Burada yaşanan acıyı tarif etmemiz mümkün değil. Burada bir üçüncü bir yol olduğunu, hendeklerle, barikatlarla, terör ve şiddetle değil siyasetle bu işi çözebileceğimizi, CHP'nin bu çözümde öncü rol oynayabileceğini ve CHP'nin açık reçetesinin çok önemli olduğunu anımsatmak için geldik. 

 

"Saray'ın değil, Sur'un muhtarlarıyla buluştuk"

 

Ankara'da Saray'a gitmiş muhtarlarla değil, Sur'daki muhtarlarla bir araya geldik. Bunlar bize bugünün gerçeğini gözyaşlarıyla anlattılar.
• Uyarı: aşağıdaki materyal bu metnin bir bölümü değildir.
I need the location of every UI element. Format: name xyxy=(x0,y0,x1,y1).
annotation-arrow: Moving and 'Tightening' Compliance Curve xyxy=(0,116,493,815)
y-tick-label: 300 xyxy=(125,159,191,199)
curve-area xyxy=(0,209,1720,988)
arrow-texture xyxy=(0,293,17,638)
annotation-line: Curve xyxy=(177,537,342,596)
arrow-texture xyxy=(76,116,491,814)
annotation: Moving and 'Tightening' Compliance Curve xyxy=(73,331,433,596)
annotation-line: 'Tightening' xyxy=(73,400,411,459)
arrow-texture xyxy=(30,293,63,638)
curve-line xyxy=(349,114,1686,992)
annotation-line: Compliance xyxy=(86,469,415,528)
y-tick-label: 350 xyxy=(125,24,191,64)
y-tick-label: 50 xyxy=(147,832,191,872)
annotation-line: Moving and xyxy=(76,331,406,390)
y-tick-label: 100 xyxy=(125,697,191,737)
Bu barikatları Türkiye'nin aşması gerekiyor. Toplumsal barışın, barışın toplumsallaşmasından geçtiğini Türkiye'nin bilmesi gerekiyor. Bu iş siyasetle çözülür gerçeğini bir kez daha gördük. Bir umut var, 3'ncü bir yol var. CHP olarak demokratikleşme için Meclis'te atılması gereken adımların atılması yönünde ısrarcıyız. Bu iş için Anayasa değişikliği olmadan bir takım adımlar atılarak hayata geçirilmesi yönünde 27 kanun teklifi sunduk. Bize düşen bu tekliflerin kanunlaşmasını sağlayacak sosyal birlikteliğe katkı sunmaktır. CHP bu konuda öncüdür ancak çözüm Meclis'teki tüm partilerin biraraya gelmesiyle ortaya çıkacaktır. 

 

"Toplumsal mutabakat şart"

 

Meclis'te Toplumsal Mutabakat Komisyonu kurulması konusunda ısrarcıyız. Partilerin eşit temsil edileceği bir komisyon çok önemli bir adım olacaktır. Bu işi sadece Meclis içinde bir komisyonla değil Meclis dışında bu komisyonla birlikte çalışacağı bütün toplumu kapsayan STK'ları dahil edecek bir ortak akıl heyetiyle desteklenmesi gerektiğini düşünüyoruz. Bu bir adımdır ancak son adım değildir. Burada insanlarımızı dinlemeye devam edeceğiz." Diyarbakır'ın sesini Türkiye'ye duyuracağız."